It hits this week. After months of focus-grouping, number-crunching and brave talk, the GOP will disclose its plan to slice $270 billion from the growth of Medicare spending between now and the year 2002. The plan will generate the political equivalent of a Great Plains twister. Republicans will vow to “preserve, protect and improve” Medicare-and Democrats will launch a vicious counteroffensive backed by an army of the organized elderly.
Medicare is life and death to 37 million Americans. After social security, it’s the costliest and most cherished program in government-and has been ever since LBJ handed the first Medicare cards to Harry and Bess Truman. Thirty years later, the GOP will now propose a seismic shift in philosophy: the use of market forces to achieve government’s aims. The GOP plan would push patients into competing, for-profit health-maintenance organizations, where the freedom to choose doctors is limited–and cost control is far from certain (page 42).
For Republicans, the stakes are enormous.Slowing the growth of Medicare is key to balancing the budget-and to convincing the public that the GOP stands for humane change. Having flinched from taking on social security, they can’t back down now. Medicare reform “is absolutely at the heart of what we’re trying to do to get the country back on track,” Gingrich declared to NEWSWEEK.
Democrats speak in equally epic terms. They know Republicans can’t pay for their “crown jewel”–$245 billion in tax cuts–without Medicare savings. They think an emotional Bill Clinton can defend the essence of the Great Society. They believe that they can win–and must. “It’s a fight for what it means to be an American,” says Health and Human Services Secretary Donna Shalala.
Facing a deadline to act by the middle of next month (when the government will go broke without new borrowing authority), Congress will soon resemble the hospital in “E.R.”: a contentious operating theater full of panic, foul language and blood.
The first war is over words. Republicans have developed an upbeat, market-tested lexicon. A new seniors’ tax break for medical expenses is a “health bank.” Joining an HMO is a “Medi-choice.” Means-testing-requiring the wealthy to pay more–has been renamed “affluence testing.”
“Cut” is the unkindest word of all. In TV spots running in dozens of districts -including Greg Ganske’s – Democrats repeat the word “cut” with the frequency of an infomercial for Ginsu knives. Republicans prefer to say–rightly-that they are “slowing the increase” in Medicare spending by $270 billion. Gingrich notes that per-patient Medicare spending will rise from $4,800 today to $6,700 in 2002. But the GOP’s own documents show that Medicare recipients will inevitably see new restrictions in coverage: higher premiums for visits to doctors, or stricter rules on tests.
Context is as important as words. The GOP has focused on Medicare’s precarious finances, and the message is getting through: most voters now believe there is a threat to Medicare’s long-term solvency. Gingrief wants to be seen as the program’s savior, not its executioner. So he will insist on a “free-standing vote” on the GOP’s plan. “This is about strengthening Medicare, nothing else,” he told NEWSWEEK.

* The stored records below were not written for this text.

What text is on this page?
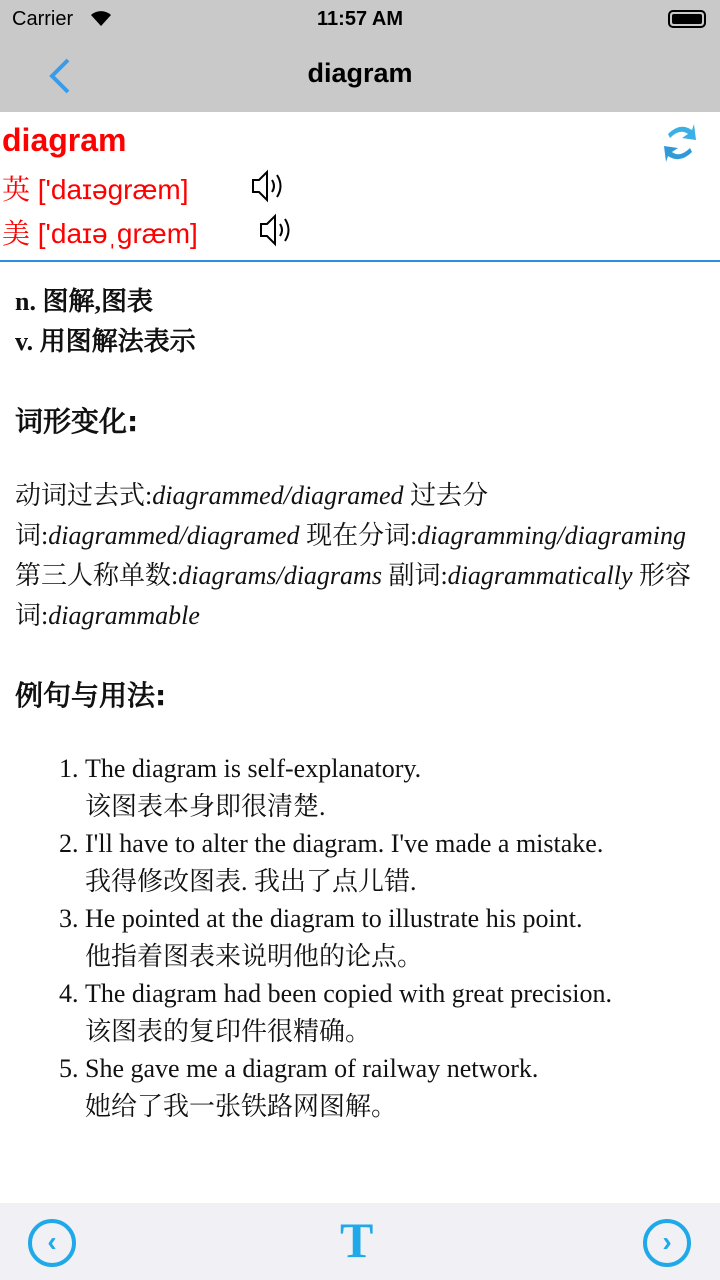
Carrier	11:57 AM
diagram
diagram
英 ['daɪəgræm]
美 ['daɪəˌgræm]
n. 图解,图表
v. 用图解法表示
词形变化:
动词过去式:diagrammed/diagramed 过去分词:diagrammed/diagramed 现在分词:diagramming/diagraming 第三人称单数:diagrams/diagrams 副词:diagrammatically 形容词:diagrammable
例句与用法:
1. The diagram is self-explanatory.
该图表本身即很清楚.
2. I'll have to alter the diagram. I've made a mistake.
我得修改图表. 我出了点儿错.
3. He pointed at the diagram to illustrate his point.
他指着图表来说明他的论点。
4. The diagram had been copied with great precision.
该图表的复印件很精确。
5. She gave me a diagram of railway network.
她给了我一张铁路网图解。
‹	T	›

Still, Democrats depict the GOP’s Medicare plan as a bloodthirsty attack on the elderly. “More people will die,” declares a hysterical new ad from the AFL-CIO. And “it’s only for the sake of tax cuts for the rich,” says Democrat Ed Markey of Massachusetts. That’s hyberbole, for sure. But it is true that $100 billion of the GOP’s projected Medicare savings would go into the general Treasury–and thus, in a sense, would help pay for everything in the GOP budget, including tax cuts.
Beyond words and context, timing is all in medical-care reform. Bill and Hillary Clinton learned that the hard way. They concocted a vast plan in secret, then presented it long before legislative action was necessary. It was picked apart-and to death-before it ever got to committee.
Gingrich’s game plan is opposite in every way. Starting last spring, he instituted a series of public forums–he held his own last weekend in Atlanta–and even a “Medicare University” on C-Span. The aim was to take political soundings-and to stall for time. This week he’ll unveil the outlines of a GOP House bill: a new dependence on HMOs, “Medicare Plus” for those who want to stick with the old system and higher premiums for wealthy recipients. There will be little time for debate in the trauma-unit frenzy generated by the need to enact a budget and raise the ceiling on the national debt.
As for Ganske, he’s ready to face the storm ahead. He says he’ll work to make sure the legislation includes strict rules on HMOs. He’ll fend off attacks from Democrats, who held his district for 86 years before his victory last November. Meanwhile, he is applying for privileges to practice his specialty-reconstructive surgery-at hospitals near the Capitol. It’s a way to keep in touch with the real medical world. It’s also away to keep his doctor’s skills sharp. Given the political risks he now faces, that may be the prudent thing to do.